For Immediate Release by California BOE
April 13, 2017
Sacramento –California’s Gross Domestic Product (GDP) has grown consistently faster than the nation’s as a whole for four straight years. In 2015, the California GDP rose 5.6 percent, while the U.S. GDP increased 3.7 percent (unadjusted for inflation). Also called “economic output,” GDP measures the market value of goods, services, and structures that are produced within a particular period, and tends to be related to population, income, spending, employment, housing permits, and other measures of economic activity.
According to the U.S. Bureau of Economic Analysis, the New York-Newark-Jersey City metropolitan area led the nation with an economic output of about $1.603 trillion in 2015. California was represented by two of the top 10 areas: Los Angeles-Long Beach-Anaheim ($930.8 billion), and San Francisco-Oakland-Hayward ($431.7 billion).
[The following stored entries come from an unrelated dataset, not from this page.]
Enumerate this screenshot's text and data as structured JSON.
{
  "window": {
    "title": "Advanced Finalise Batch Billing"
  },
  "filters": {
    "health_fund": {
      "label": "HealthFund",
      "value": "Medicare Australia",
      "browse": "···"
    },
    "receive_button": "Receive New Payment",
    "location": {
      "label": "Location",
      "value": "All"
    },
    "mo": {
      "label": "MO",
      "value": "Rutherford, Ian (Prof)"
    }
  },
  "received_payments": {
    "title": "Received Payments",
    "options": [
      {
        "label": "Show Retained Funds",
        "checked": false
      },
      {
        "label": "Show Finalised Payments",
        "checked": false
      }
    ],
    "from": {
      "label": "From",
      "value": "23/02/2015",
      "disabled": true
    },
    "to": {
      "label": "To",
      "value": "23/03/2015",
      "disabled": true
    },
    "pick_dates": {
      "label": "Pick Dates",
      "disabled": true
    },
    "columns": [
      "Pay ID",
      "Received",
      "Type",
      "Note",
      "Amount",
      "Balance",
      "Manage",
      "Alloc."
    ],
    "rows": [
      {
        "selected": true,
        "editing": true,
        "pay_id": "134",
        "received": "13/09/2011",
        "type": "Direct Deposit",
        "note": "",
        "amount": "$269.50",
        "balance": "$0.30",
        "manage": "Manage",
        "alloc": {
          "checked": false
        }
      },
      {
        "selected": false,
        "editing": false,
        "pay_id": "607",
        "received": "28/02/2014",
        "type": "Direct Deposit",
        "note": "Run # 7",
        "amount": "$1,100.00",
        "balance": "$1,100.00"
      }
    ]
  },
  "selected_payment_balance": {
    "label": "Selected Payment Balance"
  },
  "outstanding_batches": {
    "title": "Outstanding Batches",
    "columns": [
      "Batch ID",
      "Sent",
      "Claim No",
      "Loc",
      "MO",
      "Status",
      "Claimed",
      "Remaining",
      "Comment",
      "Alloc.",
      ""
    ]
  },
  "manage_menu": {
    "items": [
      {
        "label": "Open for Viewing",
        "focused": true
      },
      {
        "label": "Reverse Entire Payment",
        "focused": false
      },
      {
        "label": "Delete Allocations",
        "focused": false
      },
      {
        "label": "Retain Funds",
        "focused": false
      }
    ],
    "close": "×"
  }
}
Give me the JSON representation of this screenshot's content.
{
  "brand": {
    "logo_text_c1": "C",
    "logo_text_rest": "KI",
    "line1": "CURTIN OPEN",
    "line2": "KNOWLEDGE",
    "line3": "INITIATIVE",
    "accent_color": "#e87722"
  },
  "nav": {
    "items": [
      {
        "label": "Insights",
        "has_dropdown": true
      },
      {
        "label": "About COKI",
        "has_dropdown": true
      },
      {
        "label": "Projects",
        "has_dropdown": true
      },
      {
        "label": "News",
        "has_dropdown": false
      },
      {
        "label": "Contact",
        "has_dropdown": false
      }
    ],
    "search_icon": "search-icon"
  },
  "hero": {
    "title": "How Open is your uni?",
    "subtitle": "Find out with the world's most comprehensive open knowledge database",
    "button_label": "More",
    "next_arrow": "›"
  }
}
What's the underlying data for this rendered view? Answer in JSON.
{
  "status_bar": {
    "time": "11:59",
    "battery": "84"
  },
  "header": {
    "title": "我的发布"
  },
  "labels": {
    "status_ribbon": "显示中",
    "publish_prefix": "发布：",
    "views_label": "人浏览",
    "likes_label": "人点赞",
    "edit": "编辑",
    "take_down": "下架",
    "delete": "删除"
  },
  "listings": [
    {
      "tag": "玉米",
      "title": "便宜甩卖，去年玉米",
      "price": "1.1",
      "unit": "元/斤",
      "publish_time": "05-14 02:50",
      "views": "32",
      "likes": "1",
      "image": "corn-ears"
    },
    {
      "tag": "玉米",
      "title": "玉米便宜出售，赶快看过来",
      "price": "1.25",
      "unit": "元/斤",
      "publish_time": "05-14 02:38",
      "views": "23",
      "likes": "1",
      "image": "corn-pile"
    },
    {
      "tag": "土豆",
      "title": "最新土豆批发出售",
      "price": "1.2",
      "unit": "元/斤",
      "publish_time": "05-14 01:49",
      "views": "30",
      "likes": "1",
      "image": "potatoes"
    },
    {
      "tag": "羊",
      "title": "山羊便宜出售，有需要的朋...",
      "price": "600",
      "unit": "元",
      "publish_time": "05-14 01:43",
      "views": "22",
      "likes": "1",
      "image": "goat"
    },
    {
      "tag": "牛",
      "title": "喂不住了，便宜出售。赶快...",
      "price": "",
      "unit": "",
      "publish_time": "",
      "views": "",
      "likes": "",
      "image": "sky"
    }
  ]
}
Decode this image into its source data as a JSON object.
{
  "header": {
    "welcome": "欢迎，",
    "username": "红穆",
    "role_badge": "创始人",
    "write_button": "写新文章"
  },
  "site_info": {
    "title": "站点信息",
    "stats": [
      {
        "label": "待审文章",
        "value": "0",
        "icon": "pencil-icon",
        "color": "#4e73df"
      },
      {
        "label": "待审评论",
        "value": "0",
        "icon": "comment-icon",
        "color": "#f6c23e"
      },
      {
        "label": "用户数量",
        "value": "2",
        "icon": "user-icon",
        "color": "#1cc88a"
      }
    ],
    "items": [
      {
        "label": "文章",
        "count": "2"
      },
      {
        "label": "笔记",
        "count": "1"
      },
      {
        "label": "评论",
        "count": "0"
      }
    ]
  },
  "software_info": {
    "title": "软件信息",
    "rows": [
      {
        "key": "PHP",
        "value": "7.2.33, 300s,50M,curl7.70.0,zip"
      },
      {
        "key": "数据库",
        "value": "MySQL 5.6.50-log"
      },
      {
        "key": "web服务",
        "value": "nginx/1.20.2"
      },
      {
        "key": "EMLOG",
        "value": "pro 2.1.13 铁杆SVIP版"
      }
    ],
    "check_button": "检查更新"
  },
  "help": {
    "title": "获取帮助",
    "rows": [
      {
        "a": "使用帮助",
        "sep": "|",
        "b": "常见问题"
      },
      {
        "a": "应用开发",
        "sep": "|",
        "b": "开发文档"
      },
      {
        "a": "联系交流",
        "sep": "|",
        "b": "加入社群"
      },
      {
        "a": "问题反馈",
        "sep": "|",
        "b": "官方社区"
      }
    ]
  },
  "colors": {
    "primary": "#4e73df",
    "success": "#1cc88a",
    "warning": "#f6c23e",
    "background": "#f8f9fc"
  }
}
The Los Angeles metropolitan area accounts for 37.9 percent of California’s GDP, while the San Francisco Bay Area comprises 17.6 percent.
“I’m proud to represent the cities of Anaheim, San Diego, and Riverside, all of which ranked in the top five when it comes to economic activity among California regions,” said Board of Equalization Chairwoman Diane Harkey.
“The greater Los Angeles area once again leads the state in economic output,” said Board of Equalization Member Jerome Horton. “I am proud to represent this region, which is responsible for almost 40 percent of California’s gross domestic product.”